Donor milk can be also a solution to this problem. Of course, it is not as good and beneficial for a baby as her own mother´s milk, but still, it is natural and brings more benefits than artificial bottle-feeding. For the period that Elizabeth is in a theatre, Susan can be fed with milk from human milk bank. This way of feeding is safe because milk is controlled according to national guidelines for quality control of screening and testing of donors. It is recommended to start with exclusive feeding as early as 4 months of age. According to Schanler (2011), “Fortification of expressed human milk is indicated for many very low weight infants.” (p.207)
Moreover, Susan should be given a range of vitamins that she needs to protect her health and build a strong immune system. According to the AmericanAcademy of Paediatrics (2006), “all breastfed infants should receive 1.0 mg of vitamin oxide intramuscularly after the first feedings is completed and within the first 6 hours of life.” (p.191) Furthermore, Gartner claims that “all breastfed infants should receive 20 IU of oral vitamin D drops daily during the first 2 months of life and continuing until the daily consumption of vitamin D-fortified formula or milk is 500 ml.” (2008, p.908)
A balanced diet and an adequate liquid intake of about 2 litters per day should also be encouraged. Mothers must refrain from excessive intake of tea and coffee because they can inhibit milk production (Hanson & Superstore, 2009). If lactation is diminishing, then increasing the number of times she expresses to 8, 10, or even 12 times per day can help stimulate the supply. This, however, can be very difficult for the mother (Lehman, Hollenbeck, & Maize’s, 2006, p.349). Midwives should always talk to mothers about their milk expression and check of it is hard for them. Sometimes they should advise mothers to reduce the number of feeding times per day. Moreover, for successful establishment of breast-feeding midwives should recommend a suitable diet for a mother. General instructions for mothers include avoidance of eating fish high in mercury, as it is determined by the AmericanAcademy of Paediatrics (Myers, 2009, p.116).

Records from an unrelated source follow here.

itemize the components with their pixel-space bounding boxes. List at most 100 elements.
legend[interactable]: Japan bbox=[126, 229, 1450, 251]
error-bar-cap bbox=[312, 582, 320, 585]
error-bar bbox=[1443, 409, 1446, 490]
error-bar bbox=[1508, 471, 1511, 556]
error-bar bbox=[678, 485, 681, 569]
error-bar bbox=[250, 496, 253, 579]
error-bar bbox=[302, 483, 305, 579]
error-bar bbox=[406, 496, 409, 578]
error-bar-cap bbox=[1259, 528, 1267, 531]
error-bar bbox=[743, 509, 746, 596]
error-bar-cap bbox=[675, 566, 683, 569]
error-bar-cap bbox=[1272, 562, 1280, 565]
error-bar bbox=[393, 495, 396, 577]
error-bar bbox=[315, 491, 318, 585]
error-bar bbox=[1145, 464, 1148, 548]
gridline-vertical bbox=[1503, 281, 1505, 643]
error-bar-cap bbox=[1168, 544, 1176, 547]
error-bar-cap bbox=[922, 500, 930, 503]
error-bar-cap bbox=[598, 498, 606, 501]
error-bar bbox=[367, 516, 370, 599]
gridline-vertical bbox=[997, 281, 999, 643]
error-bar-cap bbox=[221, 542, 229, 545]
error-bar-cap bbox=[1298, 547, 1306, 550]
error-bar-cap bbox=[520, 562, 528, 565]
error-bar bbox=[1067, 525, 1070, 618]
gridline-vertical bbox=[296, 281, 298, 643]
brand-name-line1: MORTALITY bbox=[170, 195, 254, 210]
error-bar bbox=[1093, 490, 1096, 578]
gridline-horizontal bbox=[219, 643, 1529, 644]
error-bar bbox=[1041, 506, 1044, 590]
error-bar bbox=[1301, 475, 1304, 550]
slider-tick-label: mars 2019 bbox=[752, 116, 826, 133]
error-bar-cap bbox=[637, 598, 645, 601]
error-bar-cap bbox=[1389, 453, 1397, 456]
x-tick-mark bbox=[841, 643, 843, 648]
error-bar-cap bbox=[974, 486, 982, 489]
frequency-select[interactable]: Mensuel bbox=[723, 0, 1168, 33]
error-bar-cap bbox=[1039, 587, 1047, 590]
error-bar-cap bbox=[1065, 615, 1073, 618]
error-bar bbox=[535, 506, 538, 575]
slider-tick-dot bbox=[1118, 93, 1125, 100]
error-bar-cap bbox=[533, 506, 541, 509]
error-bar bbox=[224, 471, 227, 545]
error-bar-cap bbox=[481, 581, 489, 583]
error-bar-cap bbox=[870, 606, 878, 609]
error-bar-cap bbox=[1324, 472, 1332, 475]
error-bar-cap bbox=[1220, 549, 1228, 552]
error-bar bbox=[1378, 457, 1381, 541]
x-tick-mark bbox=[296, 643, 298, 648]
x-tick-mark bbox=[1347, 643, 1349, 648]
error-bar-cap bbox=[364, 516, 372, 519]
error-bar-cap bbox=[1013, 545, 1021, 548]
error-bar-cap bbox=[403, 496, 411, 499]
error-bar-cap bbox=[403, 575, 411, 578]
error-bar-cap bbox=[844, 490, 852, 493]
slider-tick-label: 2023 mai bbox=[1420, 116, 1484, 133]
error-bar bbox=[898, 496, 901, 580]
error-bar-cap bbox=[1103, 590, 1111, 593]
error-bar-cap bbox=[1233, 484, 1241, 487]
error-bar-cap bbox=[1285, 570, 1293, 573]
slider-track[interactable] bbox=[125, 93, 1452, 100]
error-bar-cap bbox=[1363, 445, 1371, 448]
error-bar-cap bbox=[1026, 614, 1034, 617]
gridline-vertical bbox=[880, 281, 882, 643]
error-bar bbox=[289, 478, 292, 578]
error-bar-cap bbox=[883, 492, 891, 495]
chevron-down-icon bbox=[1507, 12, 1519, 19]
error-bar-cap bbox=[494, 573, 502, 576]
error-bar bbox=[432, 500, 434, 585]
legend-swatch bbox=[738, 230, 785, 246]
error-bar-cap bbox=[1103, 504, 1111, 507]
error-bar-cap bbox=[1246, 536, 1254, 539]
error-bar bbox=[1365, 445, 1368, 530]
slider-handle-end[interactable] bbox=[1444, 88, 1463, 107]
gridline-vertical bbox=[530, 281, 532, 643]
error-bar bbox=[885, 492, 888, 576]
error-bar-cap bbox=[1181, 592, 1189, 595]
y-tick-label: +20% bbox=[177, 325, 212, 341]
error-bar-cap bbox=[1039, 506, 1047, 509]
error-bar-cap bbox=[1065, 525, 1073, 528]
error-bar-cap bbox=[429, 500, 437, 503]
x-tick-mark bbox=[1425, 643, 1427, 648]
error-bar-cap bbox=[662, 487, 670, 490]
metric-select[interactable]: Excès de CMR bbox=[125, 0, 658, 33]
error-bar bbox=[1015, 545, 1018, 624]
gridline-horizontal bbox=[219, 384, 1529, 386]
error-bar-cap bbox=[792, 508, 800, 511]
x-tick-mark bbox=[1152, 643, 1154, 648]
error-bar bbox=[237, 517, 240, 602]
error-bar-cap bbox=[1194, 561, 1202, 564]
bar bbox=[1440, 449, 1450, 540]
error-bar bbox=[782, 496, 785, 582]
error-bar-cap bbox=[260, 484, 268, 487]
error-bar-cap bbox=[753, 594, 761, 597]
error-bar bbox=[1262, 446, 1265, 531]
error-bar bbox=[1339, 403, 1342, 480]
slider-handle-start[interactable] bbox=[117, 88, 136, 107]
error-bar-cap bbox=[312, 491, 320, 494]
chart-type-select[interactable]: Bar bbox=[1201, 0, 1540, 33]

In addition to this, the baby should be under close supervision of professionals during considerable period of time after labour. Mothers and babies should visit a paediatrician on 3rd to 5th days of age as it was determined by AAP (Riordan, 2005). A baby should be examined and weighted. Furthermore, the evaluation of breast-feeding, including milk transfer, position during feeding, and latch, should also be conducted. The second ambulatory visit should take place on 2nd to 3rd weeks of age during which mother and the baby should not only be examined, but also supported and encouraged by personnel of a hospital.
In conclusion, it is possible to say that successful establishment of breast-feeding is essential for both: mother and a child. However, the case under consideration was not simple as it had some additional factors (Methadone, removal of placenta, and child´s separation from the mother) that could impair establishment of breast-feeding. Several midwifery strategies that can help to promote successful establishment were suggested. They are: bringing Susan to her mother as soon as possible, frequent breast-feeding, using donor milk, giving Susan a range of vitamins, following a balanced diet by Elizabeth, and ensuring prolonged professional control.